Russia Resists, Europe Crumbles. Manlio Dinucci
The “mutiny” of the private military company Wagner did not cause the collapse of Russia, as it was announced and hoped for by the Western political media mainstream. President Putin said that “the overwhelming majority of fighters and commanders of the Wagner group are Russian patriots, devoted to their country, and they proved it with their courage on the battlefield.”
At the same time, Putin praised the Russian Army and the security forces who prevented the situation from escalating by acting in a precise and cohesive way. The Russian authorities have withdrawn the criminal charge of “armed mutiny” against the same Wagner chief, Prigozhin, who is moving to Belarus with part of the company’s fighters.
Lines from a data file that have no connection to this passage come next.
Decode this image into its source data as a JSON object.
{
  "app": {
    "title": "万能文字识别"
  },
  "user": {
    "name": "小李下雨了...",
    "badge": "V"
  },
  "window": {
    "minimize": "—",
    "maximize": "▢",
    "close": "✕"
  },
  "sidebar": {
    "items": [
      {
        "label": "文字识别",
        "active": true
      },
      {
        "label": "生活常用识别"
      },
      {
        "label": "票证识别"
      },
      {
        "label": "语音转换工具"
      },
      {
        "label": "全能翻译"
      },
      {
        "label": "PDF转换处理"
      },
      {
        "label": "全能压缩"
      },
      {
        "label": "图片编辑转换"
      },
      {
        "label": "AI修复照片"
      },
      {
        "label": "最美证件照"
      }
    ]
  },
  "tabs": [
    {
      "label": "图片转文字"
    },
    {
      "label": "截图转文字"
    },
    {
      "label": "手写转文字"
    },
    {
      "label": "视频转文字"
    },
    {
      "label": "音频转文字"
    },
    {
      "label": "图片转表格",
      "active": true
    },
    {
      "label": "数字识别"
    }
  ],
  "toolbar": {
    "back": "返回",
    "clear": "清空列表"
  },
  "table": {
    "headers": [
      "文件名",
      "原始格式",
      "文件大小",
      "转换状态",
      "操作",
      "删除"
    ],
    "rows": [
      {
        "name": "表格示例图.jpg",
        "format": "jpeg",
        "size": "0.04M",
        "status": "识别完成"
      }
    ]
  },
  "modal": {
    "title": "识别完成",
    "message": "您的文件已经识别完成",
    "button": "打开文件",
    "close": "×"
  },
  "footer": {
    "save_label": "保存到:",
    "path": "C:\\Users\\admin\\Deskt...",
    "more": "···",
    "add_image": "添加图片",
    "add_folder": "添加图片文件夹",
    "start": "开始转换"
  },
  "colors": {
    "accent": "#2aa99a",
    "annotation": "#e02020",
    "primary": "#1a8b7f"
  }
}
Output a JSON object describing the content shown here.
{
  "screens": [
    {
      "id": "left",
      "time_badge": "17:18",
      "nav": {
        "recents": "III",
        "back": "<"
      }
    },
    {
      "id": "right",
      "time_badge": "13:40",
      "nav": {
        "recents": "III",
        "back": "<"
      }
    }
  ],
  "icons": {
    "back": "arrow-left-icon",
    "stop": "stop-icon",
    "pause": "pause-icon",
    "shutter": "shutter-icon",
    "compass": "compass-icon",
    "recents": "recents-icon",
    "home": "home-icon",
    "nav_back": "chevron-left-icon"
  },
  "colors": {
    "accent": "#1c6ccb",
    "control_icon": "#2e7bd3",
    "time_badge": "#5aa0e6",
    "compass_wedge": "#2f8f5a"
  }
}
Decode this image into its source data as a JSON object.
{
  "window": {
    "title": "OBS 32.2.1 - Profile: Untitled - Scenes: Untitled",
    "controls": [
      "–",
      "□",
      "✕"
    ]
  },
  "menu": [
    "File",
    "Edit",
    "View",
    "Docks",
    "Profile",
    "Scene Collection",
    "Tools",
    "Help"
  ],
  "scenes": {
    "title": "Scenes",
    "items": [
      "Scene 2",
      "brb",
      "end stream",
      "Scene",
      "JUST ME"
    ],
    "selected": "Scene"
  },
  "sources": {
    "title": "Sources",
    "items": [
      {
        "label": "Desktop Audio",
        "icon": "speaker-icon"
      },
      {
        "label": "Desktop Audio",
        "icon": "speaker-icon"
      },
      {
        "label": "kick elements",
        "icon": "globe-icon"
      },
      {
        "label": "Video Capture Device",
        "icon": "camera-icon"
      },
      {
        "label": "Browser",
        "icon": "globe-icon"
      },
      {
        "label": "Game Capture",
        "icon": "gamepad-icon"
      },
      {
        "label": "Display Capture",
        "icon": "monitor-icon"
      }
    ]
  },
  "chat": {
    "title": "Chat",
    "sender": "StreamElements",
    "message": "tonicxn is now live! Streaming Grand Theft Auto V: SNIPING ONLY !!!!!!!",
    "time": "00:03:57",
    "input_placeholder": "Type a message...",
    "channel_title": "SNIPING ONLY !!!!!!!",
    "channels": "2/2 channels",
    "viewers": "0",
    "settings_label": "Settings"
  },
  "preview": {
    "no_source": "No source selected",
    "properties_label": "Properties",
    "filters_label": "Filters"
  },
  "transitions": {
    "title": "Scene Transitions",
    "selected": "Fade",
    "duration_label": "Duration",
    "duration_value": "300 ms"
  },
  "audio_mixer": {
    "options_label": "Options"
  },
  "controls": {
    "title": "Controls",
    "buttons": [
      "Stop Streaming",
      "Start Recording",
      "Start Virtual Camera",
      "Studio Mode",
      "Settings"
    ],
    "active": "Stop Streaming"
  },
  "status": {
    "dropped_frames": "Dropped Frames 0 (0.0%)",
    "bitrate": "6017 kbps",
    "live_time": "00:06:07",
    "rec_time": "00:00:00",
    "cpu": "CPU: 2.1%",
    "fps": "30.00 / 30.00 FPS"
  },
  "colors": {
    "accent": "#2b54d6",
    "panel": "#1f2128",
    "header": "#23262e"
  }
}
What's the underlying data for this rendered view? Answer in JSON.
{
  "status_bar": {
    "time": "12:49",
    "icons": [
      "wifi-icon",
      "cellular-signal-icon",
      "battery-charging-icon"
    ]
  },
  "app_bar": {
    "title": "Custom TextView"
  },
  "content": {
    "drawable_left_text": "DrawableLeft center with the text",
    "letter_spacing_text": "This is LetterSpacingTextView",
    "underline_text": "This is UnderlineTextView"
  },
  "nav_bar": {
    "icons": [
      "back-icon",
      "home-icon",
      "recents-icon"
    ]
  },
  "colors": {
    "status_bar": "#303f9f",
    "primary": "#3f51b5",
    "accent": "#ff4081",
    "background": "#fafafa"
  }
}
However, this story should not be underestimated: it is the expression of an internal confrontation between different positions regarding the conduct of the military operation with which Moscow responds to the offensive launched, through Ukraine, by the USA and NATO with the growing support of the EU. The result will likely be Moscow’s decision to use more advanced military capabilities to repel the offensive.
Results are already visible. The New York Times writes:
“Tanks and armoured vehicles supplied by the West to Ukraine are being damaged and destroyed by Russian forces. Kyiv formations managed to capture some small villages, but Ukrainian losses are mounting. Russian troops have shown that they are capable of fighting defensively and have improved their tactics since the beginning of the war”.
Against this backdrop, German Chancellor Scholz urges the forthcoming NATO Summit in Vilnius to “focus on strengthening Ukraine’s combat strength, and economic strength needed to defend itself against Russian aggression.”
At the same time, the “recovery of Ukraine” plan was launched. President Zelensky appointed the US investment fund BlackRock, the largest in the world, to manage the “Development Fund of Ukraine” to facilitate private investment.
The Fund collects billions of euros above all from European governments, paid directly and indirectly by European citizens, which will be granted, at interest rates below market rates, to multinationals investing in Ukraine. Furthermore, again with the money of European citizens, an “insurance against war risks” is set up to compensate multinationals for any damage that their investments in Ukraine may suffer through the war.